Possible Agents	(‘0’, ‘1’)
Action Spaces	{‘0’: Discrete(4), ‘1’: Discrete(4)}
Observation Spaces	{‘0’: Tuple(Tuple(Discrete(5), Discrete(5)), Tuple(Discrete(5), Discrete(5))), ‘1’: Discrete(4)}
Symmetric	False
Import	`posggym.make("UAV-v0")`

The Unmanned Aerial Vehicle Grid World Environment.

An adversarial 2D grid world problem involving two agents, a Unmanned Aerial Vehicle (UAV) and a fugitive. The UAV’s goal is to capture the fugitive, while the fugitive’s goal is to reach the safe house located at a known fixed location on the grid. The fugitive is considered caught if it is co-located with the UAV. The UAV observes it’s own location and receives a noisy observation of the fugitive’s location. The fugitive does not know it’s location but it receives a noisy observation of its relative direction to the safe house when it is adjacent to the safe house.

Posgible Agents

UAV = ‘0’
Fugitive = ‘1’

State Space

Each state contains the (x, y) (x=column, y=row, with origin at the top-left square of the grid) of the UAV and fugitive agents. Specifically, a states is ((x_uav, y_uav), (x_fugitive, y_fugitive)).

Action Space

Each agent has 4 actions corresponding to moving in the 4 cardinal directions: NORTH=0, EAST=1, SOUTH=2, WEST=3.

Observation Space

The UAV observes it’s (x, y) coordinates and receives a noisy observation of the fugitives (x, y) coordinates. The UAV observes the correct fugitive coordinates with probability p=0.9, and one of the adjacent locations to the true fugitive location with p=1-0.9.

The fugitive can sense it’s position with respect to the safe house, namely whether it is north of it (OBSNORTH=0), south of it (OBSSOUTH=1), or at the same level (OBSLEVEL=3). These observations are received with accuracy of 0.8, and only when the fugitive is adjacent to it. If the fugitive is not adjacent to the safe house it receives no observation (OBSNONE=4).

Rewards

Both agents receive a penalty of -0.04 for each step. If the fugitive reaches the safe house then the fugitive receives a reward of 1, while the UAV receives a penalty of -1. If the fugitive is caught by the UAV, then the fugitive receives a penalty of -1, while the UAV receives a reward of 1.

Dynamics

Actions are deterministic, so agents move into the next cell in the actions direction if it is not out-of-bounds. The fugitive’s position is reset at random if it reaches the safe house or gets caught by the UAV.

Starting State

Initially, the location of both agents is chosen at random, while the safe house is always located in the same location depending on grid layout.

Episode End

Since the fugitive is reset each time it is caught.

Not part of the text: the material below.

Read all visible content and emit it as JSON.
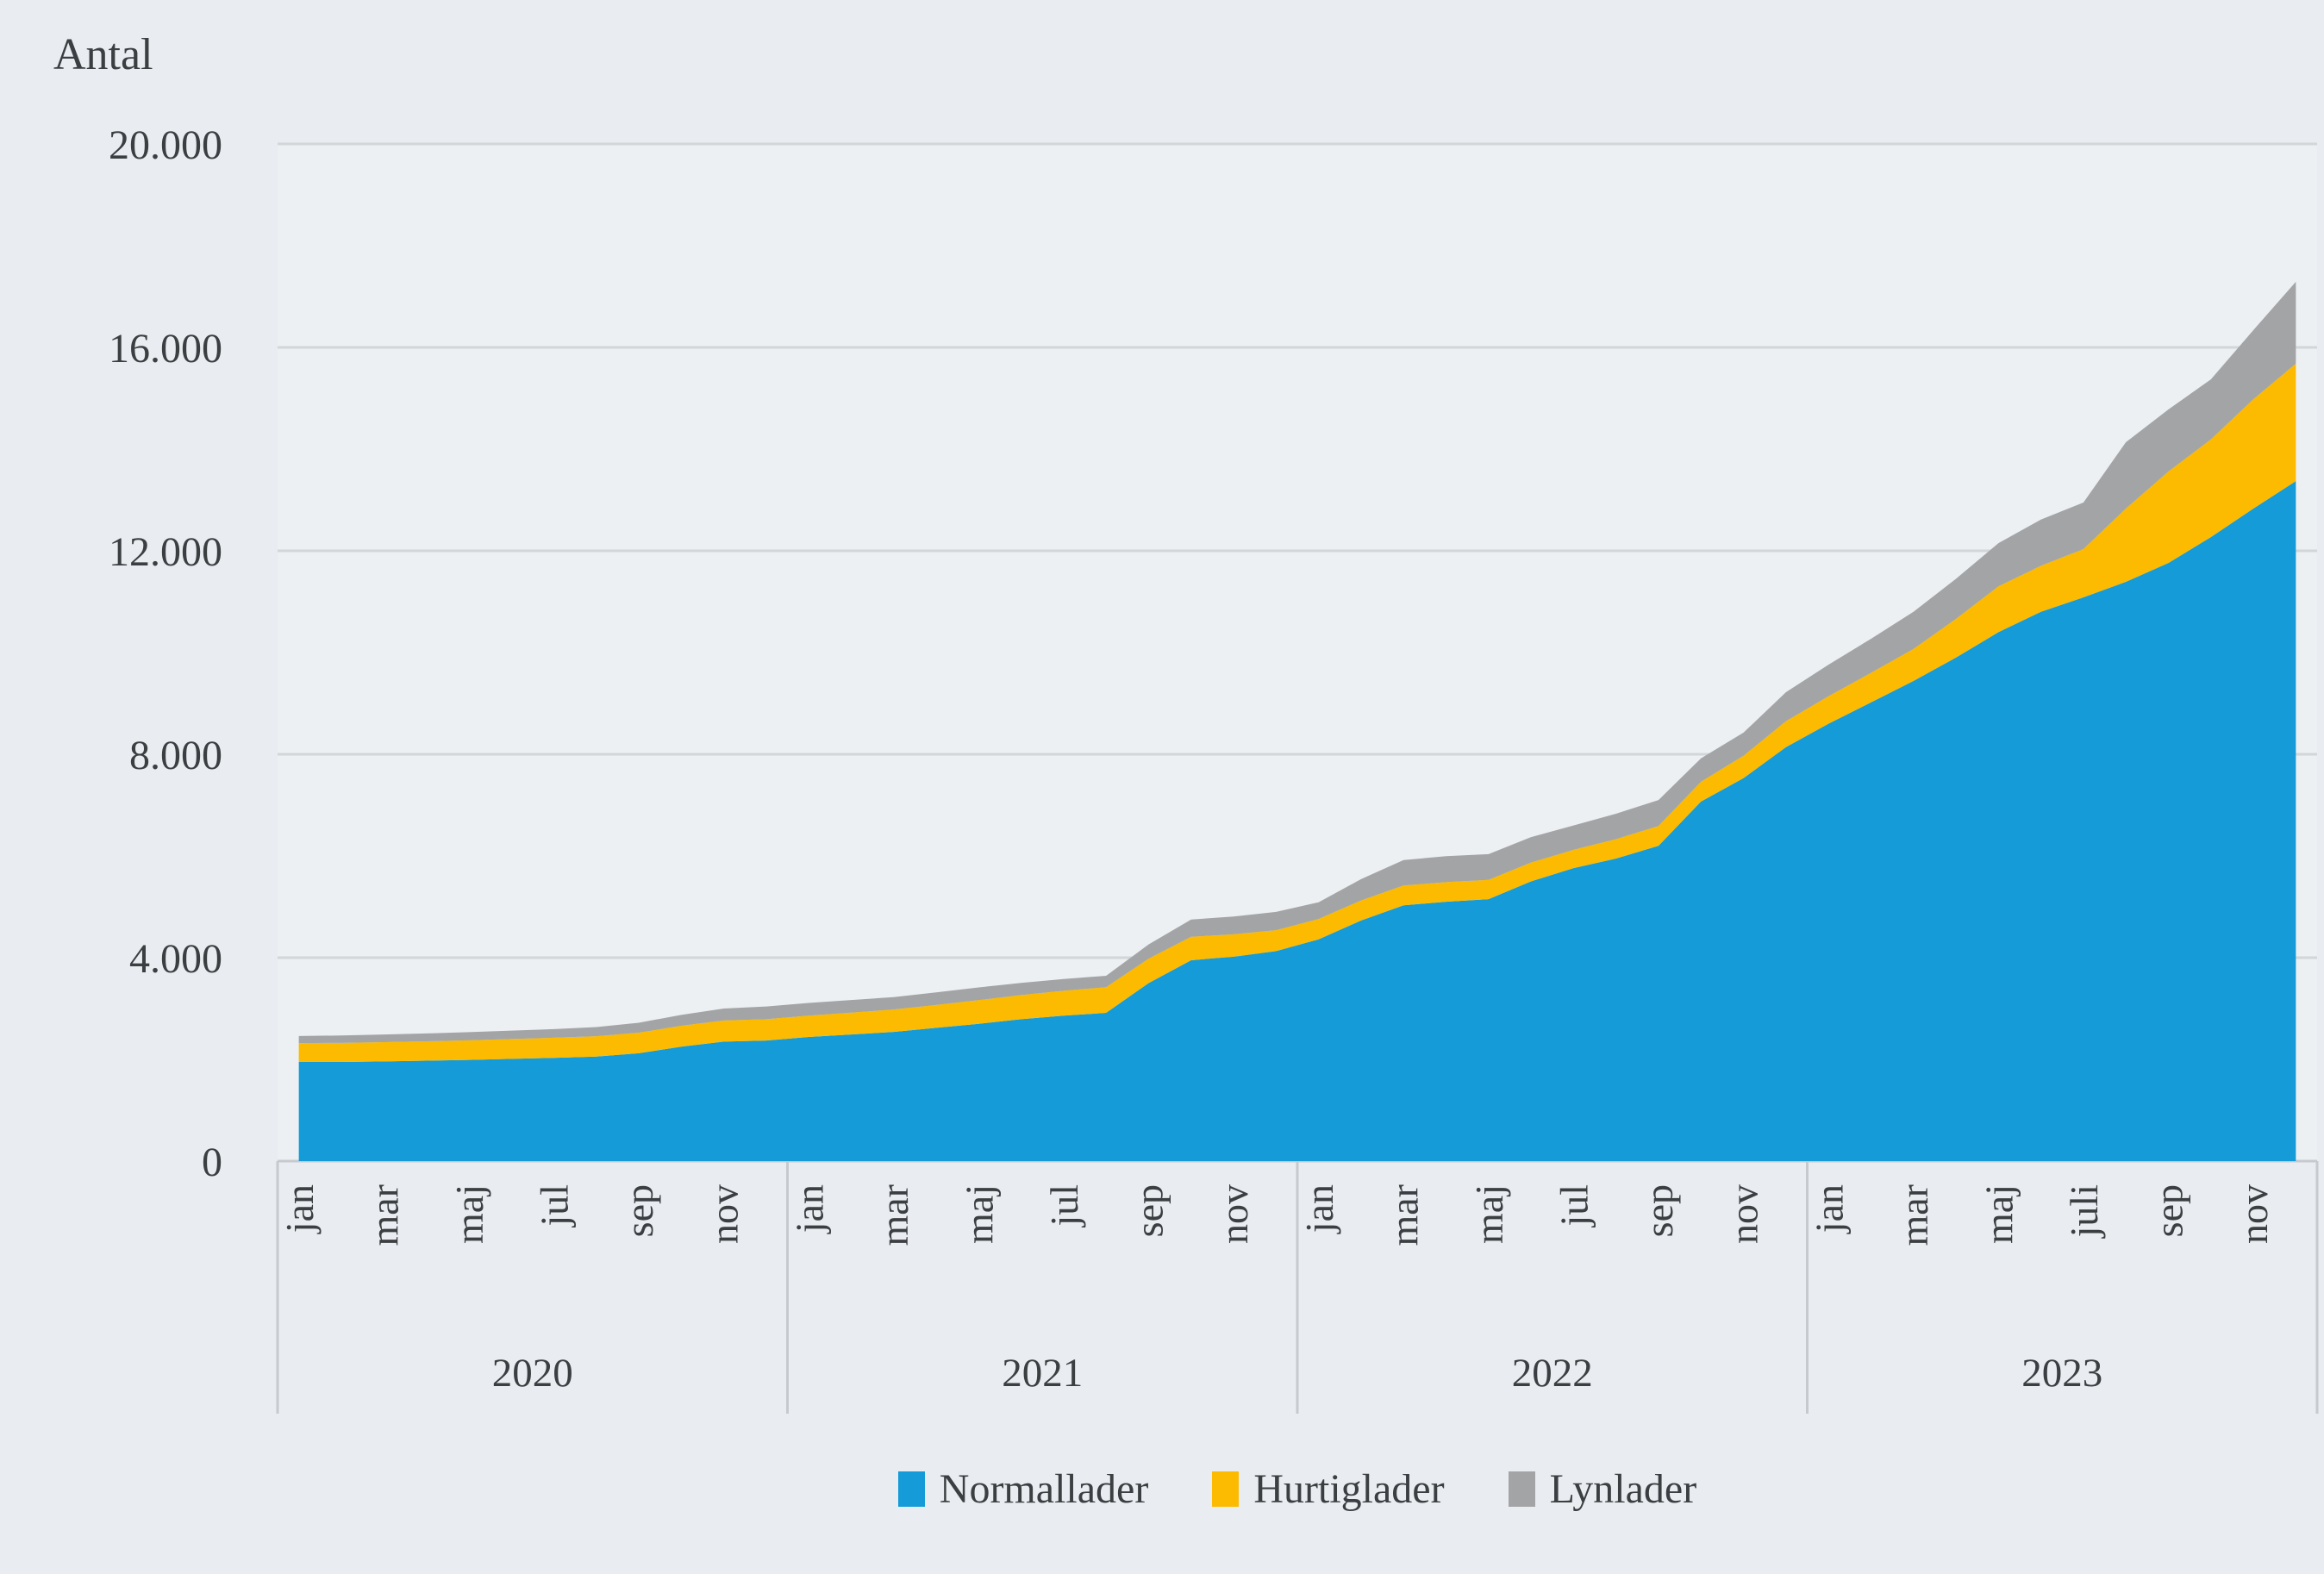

Episodes only end when the step limit is reached, as specified by max_episode_steps when initializing the environment with posggym.make (default=50).

Arguments

grid - the grid of the environment. This can be an integer specifying the width and height of the grid, in which case an empty grid with the given dimensions and default position for the safe house will be used. Alternatively, it can be a UAVGrid instance. (default = 5).

Problem Sizes

For reference, the table below contains the size of state, and observation spaces for different grid sizes.

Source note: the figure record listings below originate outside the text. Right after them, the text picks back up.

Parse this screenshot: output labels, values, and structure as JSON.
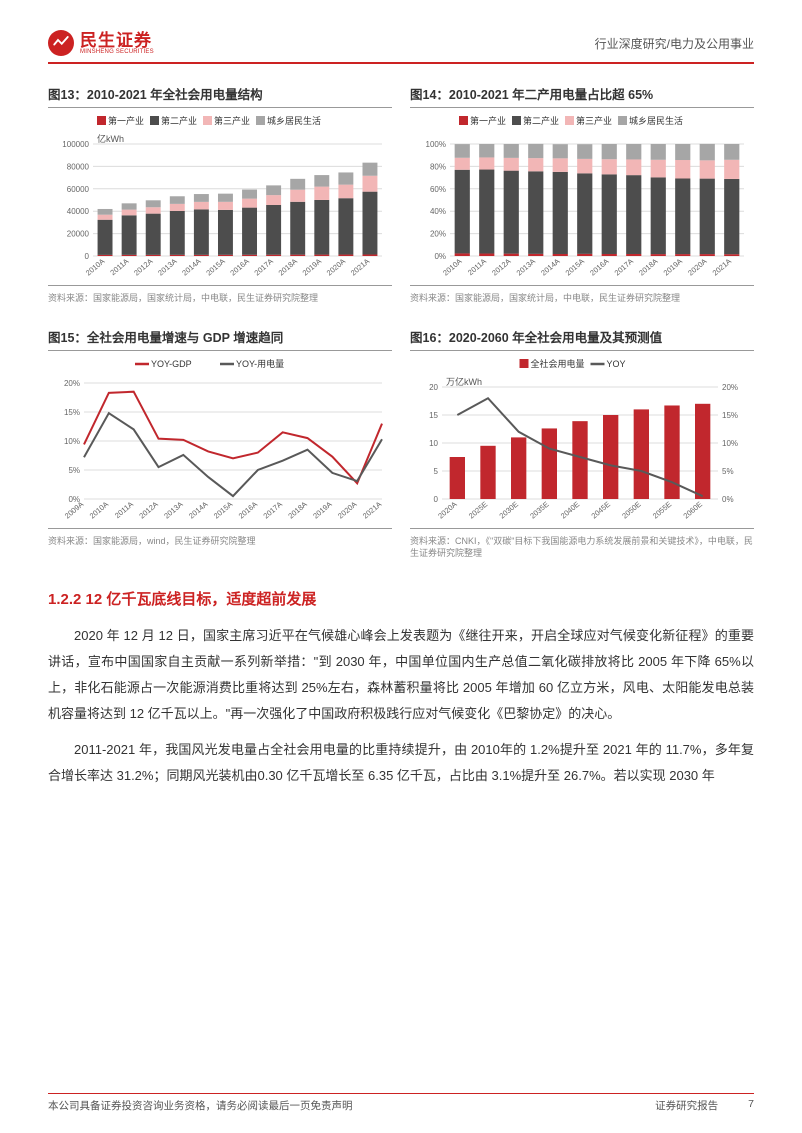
{
  "header": {
    "logo_cn": "民生证券",
    "logo_en": "MINSHENG SECURITIES",
    "right_text": "行业深度研究/电力及公用事业"
  },
  "chart13": {
    "title": "图13：2010-2021 年全社会用电量结构",
    "type": "stacked-bar",
    "unit": "亿kWh",
    "legend": [
      {
        "label": "第一产业",
        "color": "#c1272d"
      },
      {
        "label": "第二产业",
        "color": "#4d4d4d"
      },
      {
        "label": "第三产业",
        "color": "#f2b6b6"
      },
      {
        "label": "城乡居民生活",
        "color": "#a6a6a6"
      }
    ],
    "categories": [
      "2010A",
      "2011A",
      "2012A",
      "2013A",
      "2014A",
      "2015A",
      "2016A",
      "2017A",
      "2018A",
      "2019A",
      "2020A",
      "2021A"
    ],
    "series": {
      "第一产业": [
        984,
        1015,
        1028,
        1035,
        1020,
        1060,
        1100,
        1155,
        1200,
        1250,
        1300,
        1350
      ],
      "第二产业": [
        31400,
        35300,
        36800,
        39200,
        40600,
        40100,
        42100,
        44400,
        47200,
        48800,
        50300,
        56100
      ],
      "第三产业": [
        4500,
        5100,
        5700,
        6300,
        6700,
        7200,
        8000,
        8800,
        10800,
        11900,
        12100,
        14200
      ],
      "城乡居民生活": [
        5100,
        5600,
        6200,
        6800,
        7000,
        7300,
        8100,
        8700,
        9700,
        10300,
        10900,
        11700
      ]
    },
    "ylim": [
      0,
      100000
    ],
    "ytick_step": 20000,
    "background_color": "#ffffff",
    "grid_color": "#dcdcdc",
    "bar_width": 0.62,
    "label_fontsize": 8
  },
  "chart14": {
    "title": "图14：2010-2021 年二产用电量占比超 65%",
    "type": "stacked-bar-percent",
    "legend": [
      {
        "label": "第一产业",
        "color": "#c1272d"
      },
      {
        "label": "第二产业",
        "color": "#4d4d4d"
      },
      {
        "label": "第三产业",
        "color": "#f2b6b6"
      },
      {
        "label": "城乡居民生活",
        "color": "#a6a6a6"
      }
    ],
    "categories": [
      "2010A",
      "2011A",
      "2012A",
      "2013A",
      "2014A",
      "2015A",
      "2016A",
      "2017A",
      "2018A",
      "2019A",
      "2020A",
      "2021A"
    ],
    "series_pct": {
      "第一产业": [
        2.3,
        2.2,
        2.1,
        1.9,
        1.8,
        1.9,
        1.8,
        1.8,
        1.7,
        1.7,
        1.7,
        1.6
      ],
      "第二产业": [
        74.7,
        75.0,
        74.1,
        73.7,
        73.3,
        71.9,
        71.1,
        70.4,
        68.5,
        67.5,
        67.4,
        67.2
      ],
      "第三产业": [
        10.7,
        10.8,
        11.4,
        11.8,
        12.1,
        12.9,
        13.5,
        14.0,
        15.7,
        16.5,
        16.3,
        17.1
      ],
      "城乡居民生活": [
        12.2,
        12.0,
        12.4,
        12.7,
        12.6,
        13.1,
        13.6,
        13.8,
        14.1,
        14.3,
        14.7,
        14.1
      ]
    },
    "ylim": [
      0,
      100
    ],
    "ytick_step": 20,
    "ylabel_suffix": "%",
    "background_color": "#ffffff",
    "grid_color": "#dcdcdc",
    "bar_width": 0.62,
    "label_fontsize": 8
  },
  "chart15": {
    "title": "图15：全社会用电量增速与 GDP 增速趋同",
    "type": "line",
    "legend": [
      {
        "label": "YOY-GDP",
        "color": "#c1272d"
      },
      {
        "label": "YOY-用电量",
        "color": "#595959"
      }
    ],
    "categories": [
      "2009A",
      "2010A",
      "2011A",
      "2012A",
      "2013A",
      "2014A",
      "2015A",
      "2016A",
      "2017A",
      "2018A",
      "2019A",
      "2020A",
      "2021A"
    ],
    "series": {
      "YOY-GDP": [
        9.4,
        18.3,
        18.5,
        10.4,
        10.2,
        8.2,
        7.0,
        8.0,
        11.5,
        10.5,
        7.3,
        2.7,
        13.0
      ],
      "YOY-用电量": [
        7.2,
        14.8,
        12.0,
        5.5,
        7.6,
        3.8,
        0.5,
        5.0,
        6.6,
        8.5,
        4.5,
        3.1,
        10.3
      ]
    },
    "ylim": [
      0,
      20
    ],
    "ytick_step": 5,
    "ylabel_suffix": "%",
    "background_color": "#ffffff",
    "grid_color": "#dcdcdc",
    "line_width": 2,
    "label_fontsize": 8
  },
  "chart16": {
    "title": "图16：2020-2060 年全社会用电量及其预测值",
    "type": "bar-line-dual-axis",
    "unit": "万亿kWh",
    "legend": [
      {
        "label": "全社会用电量",
        "color": "#c1272d",
        "kind": "bar"
      },
      {
        "label": "YOY",
        "color": "#595959",
        "kind": "line"
      }
    ],
    "categories": [
      "2020A",
      "2025E",
      "2030E",
      "2035E",
      "2040E",
      "2045E",
      "2050E",
      "2055E",
      "2060E"
    ],
    "bar_series": [
      7.5,
      9.5,
      11.0,
      12.6,
      13.9,
      15.0,
      16.0,
      16.7,
      17.0
    ],
    "line_series": [
      15.0,
      18.0,
      12.0,
      9.0,
      7.5,
      6.0,
      5.0,
      3.0,
      0.5
    ],
    "y1_lim": [
      0,
      20
    ],
    "y1_tick_step": 5,
    "y2_lim": [
      0,
      20
    ],
    "y2_tick_step": 5,
    "y2_label_suffix": "%",
    "background_color": "#ffffff",
    "grid_color": "#dcdcdc",
    "bar_width": 0.5,
    "line_width": 2,
    "label_fontsize": 8
  },
  "sources": {
    "s13": "资料来源：国家能源局，国家统计局，中电联，民生证券研究院整理",
    "s14": "资料来源：国家能源局，国家统计局，中电联，民生证券研究院整理",
    "s15": "资料来源：国家能源局，wind，民生证券研究院整理",
    "s16": "资料来源：CNKI，《\"双碳\"目标下我国能源电力系统发展前景和关键技术》，中电联，民生证券研究院整理"
  },
  "section": {
    "heading": "1.2.2 12 亿千瓦底线目标，适度超前发展",
    "para1": "2020 年 12 月 12 日，国家主席习近平在气候雄心峰会上发表题为《继往开来，开启全球应对气候变化新征程》的重要讲话，宣布中国国家自主贡献一系列新举措：\"到 2030 年，中国单位国内生产总值二氧化碳排放将比 2005 年下降 65%以上，非化石能源占一次能源消费比重将达到 25%左右，森林蓄积量将比 2005 年增加 60 亿立方米，风电、太阳能发电总装机容量将达到 12 亿千瓦以上。\"再一次强化了中国政府积极践行应对气候变化《巴黎协定》的决心。",
    "para2": "2011-2021 年，我国风光发电量占全社会用电量的比重持续提升，由 2010年的 1.2%提升至 2021 年的 11.7%，多年复合增长率达 31.2%；同期风光装机由0.30 亿千瓦增长至 6.35 亿千瓦，占比由 3.1%提升至 26.7%。若以实现 2030 年"
  },
  "footer": {
    "left": "本公司具备证券投资咨询业务资格，请务必阅读最后一页免责声明",
    "right1": "证券研究报告",
    "right2": "7"
  }
}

Grid size	States	Observations UAV	Observations Fugitive
`3x3`	81	81	4
`4x4`	256	256	4
`5x5`	625	625	4
`6x6`	1296	1296	4

Version History

v0: Initial version

Reference

Panella, Alessandro, and Piotr Gmytrasiewicz. 2017. “Interactive POMDPs with Finite-State Models of Other Agents.” Autonomous Agents and Multi-Agent Systems 31 (4): 861–904.